The surveying rod is little more than a yardstick. Actually it's quite a bit more than a yardstick, as they're typically 3 yards or more long. To ensure they don't wear down with use, wooden surveying rods will have metal endcaps to protect them. The surveying rod itself will be marked off in feet and hundredths of a foot (rather than the less-precise inches). Typically this is done with large numbers at the foot marks and ten smaller numbers at each tenth of a foot. Five black and white lines then divide each tenth of a foot into ten sections, the dividing lines between black and white stripes marking the hundredths of a foot.


The first elevation to take should be the reference point, or the elevation reference mark if taking absolute elevations. The rodman will put the surveying rod on the point to be measured and hold it plumb (this can be verified from the theodolite with the vertical crosshair in the scope). The surveyor will then look through the scope to see where the crosshairs line up on the rod. Since the rod measures in hundredths of a foot, the scope magnifies the view for precision at a distance. A guide built in to the top of the theodolite can help the surveyor roughly line up the scope with the rod to make it easier to find when looking through the scope.

The surveyor will then note the measurement the crosshairs line up with on the surveying rod. If the theodolite happens to be on ground that is level with the reference point, it will typically measure about 4-5 feet, depending on how tall the tripod is. This is the most critical measurement in the survey, as all the other measurements will be referenced relative to it.

Once the reference mark has been identified, the rodman will move the surveying rod to the various points around the site that need elevation checks (these points will have been identified and marked ahead of time). If the survey is being done to level a spot for a house foundation, these points will be the corners of the foundation, and probably also a point on the street to ensure that the elevation of the house meets the minimum building code requirements for height above street level. This ensures the house will not flood easily and that the sewage lines will drain properly.

Sometimes the elevation reference mark is too far away from the surveying site to shoot accurately. In this case, one or more new reference points must be identified between the reference mark and the site. Once a point closer to the site has been identified and measured, the surveying site can be measured relative to that reference mark. An experienced and careful surveyor can take multiple new reference points without losing accuracy.

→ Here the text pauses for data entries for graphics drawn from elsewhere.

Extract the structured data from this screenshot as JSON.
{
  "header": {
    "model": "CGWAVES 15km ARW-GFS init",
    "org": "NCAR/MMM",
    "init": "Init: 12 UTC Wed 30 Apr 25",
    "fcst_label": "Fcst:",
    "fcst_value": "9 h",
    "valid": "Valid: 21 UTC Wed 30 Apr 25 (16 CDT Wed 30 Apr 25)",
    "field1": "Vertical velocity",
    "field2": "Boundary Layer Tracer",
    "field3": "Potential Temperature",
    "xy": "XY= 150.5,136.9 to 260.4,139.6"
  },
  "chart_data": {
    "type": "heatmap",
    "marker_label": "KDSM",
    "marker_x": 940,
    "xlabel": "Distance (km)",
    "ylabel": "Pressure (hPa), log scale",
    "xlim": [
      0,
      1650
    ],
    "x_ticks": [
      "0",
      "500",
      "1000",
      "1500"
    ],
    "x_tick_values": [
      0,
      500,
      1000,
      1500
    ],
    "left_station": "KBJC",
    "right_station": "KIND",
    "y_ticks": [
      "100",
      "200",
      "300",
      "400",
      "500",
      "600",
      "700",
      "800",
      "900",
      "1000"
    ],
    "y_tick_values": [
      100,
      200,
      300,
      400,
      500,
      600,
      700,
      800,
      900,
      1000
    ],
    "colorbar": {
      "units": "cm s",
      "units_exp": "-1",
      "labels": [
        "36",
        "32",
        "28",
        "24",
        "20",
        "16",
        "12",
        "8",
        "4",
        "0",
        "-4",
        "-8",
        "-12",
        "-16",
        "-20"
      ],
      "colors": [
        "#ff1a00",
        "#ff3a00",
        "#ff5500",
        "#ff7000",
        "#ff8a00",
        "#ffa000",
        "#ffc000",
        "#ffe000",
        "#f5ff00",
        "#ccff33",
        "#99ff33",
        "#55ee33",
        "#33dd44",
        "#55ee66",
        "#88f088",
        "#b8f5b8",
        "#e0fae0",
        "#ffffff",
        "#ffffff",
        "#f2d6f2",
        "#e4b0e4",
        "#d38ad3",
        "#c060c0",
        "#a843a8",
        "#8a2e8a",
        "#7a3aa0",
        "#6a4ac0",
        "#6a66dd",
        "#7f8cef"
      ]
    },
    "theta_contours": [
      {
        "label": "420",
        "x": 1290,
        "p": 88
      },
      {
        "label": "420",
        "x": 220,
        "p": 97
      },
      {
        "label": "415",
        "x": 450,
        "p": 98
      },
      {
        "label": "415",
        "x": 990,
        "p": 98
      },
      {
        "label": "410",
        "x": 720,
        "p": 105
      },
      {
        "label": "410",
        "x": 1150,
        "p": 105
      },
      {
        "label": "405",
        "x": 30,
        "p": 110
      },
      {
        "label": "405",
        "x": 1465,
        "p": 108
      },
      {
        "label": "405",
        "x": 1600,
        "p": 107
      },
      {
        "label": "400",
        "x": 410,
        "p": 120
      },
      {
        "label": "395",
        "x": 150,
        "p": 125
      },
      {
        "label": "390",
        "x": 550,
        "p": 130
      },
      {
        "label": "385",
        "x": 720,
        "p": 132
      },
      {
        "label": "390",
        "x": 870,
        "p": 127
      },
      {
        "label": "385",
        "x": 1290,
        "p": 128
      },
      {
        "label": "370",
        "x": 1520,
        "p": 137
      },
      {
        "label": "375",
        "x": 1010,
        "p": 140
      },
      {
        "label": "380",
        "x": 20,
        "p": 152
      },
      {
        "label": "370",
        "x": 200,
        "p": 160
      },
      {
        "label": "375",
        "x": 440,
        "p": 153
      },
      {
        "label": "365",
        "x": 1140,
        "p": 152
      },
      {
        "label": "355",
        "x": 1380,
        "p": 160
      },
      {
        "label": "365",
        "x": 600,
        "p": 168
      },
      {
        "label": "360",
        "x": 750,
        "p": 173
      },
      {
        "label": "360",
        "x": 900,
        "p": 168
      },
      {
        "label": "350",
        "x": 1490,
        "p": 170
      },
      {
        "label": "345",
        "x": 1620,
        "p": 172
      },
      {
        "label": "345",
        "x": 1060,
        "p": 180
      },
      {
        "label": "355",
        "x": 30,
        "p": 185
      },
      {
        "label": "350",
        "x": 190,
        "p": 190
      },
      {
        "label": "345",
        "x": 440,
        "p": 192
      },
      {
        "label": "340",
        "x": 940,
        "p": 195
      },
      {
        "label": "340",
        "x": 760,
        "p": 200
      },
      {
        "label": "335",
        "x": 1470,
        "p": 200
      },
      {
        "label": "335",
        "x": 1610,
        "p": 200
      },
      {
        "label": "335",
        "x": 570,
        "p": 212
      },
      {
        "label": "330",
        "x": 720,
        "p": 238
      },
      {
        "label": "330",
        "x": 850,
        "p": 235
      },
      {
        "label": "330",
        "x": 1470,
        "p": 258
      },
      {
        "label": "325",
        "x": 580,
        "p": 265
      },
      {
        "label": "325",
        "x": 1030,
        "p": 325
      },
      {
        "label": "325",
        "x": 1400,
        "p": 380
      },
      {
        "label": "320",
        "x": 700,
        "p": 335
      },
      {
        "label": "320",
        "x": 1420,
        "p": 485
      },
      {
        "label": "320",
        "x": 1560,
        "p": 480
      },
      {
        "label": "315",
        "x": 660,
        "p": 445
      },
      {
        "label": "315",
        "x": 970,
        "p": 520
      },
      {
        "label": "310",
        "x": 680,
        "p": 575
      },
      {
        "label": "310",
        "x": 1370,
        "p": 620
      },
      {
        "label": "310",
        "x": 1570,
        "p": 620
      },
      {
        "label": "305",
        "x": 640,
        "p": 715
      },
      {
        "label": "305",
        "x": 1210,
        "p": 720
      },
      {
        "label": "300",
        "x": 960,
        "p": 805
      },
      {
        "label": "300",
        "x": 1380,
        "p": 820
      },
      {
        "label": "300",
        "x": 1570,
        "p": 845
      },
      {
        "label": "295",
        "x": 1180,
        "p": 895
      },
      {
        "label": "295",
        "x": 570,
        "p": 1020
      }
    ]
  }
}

To provide an example, let's assume that the foundation must be 1 foot above street level, and that the reference mark used shoots at 5.00 feet on the surveying rod. The rodman then goes to the street and the surveyor shoots street level at 7.00 feet. This means that the street is 2 feet lower than the reference point, because the surveying rod is down lower, so the theodolite will shoot a higher number. Since the foundation must be 1 foot higher than street level, we need it to be at 6.00 feet. The rodman then goes around to the four corners of the house and the surveyor shoots them at 6.10, 5.80, 5.75, and 5.25 feet.

Obviously if a foundation were to be poured on the ground as it is, it would not be level and all your pens would roll off of your desk. So markers need to be set near each corner and adjusted so that they sit at our desired 6.00 foot level. Unfortunately the 6.10 corner is 10 hundredths of a foot too high, so we need to dig out the ground here before setting the marker. Once the markers are set at the appropriate elevations, string can be stretched tightly between the markers. The string level designates the top of the foundation, providing a reference to grade and level the dirt the foundation will sit on. If the measurements were taken carefully and accurately, the finished foundation will provide a stable, level surface to build the house.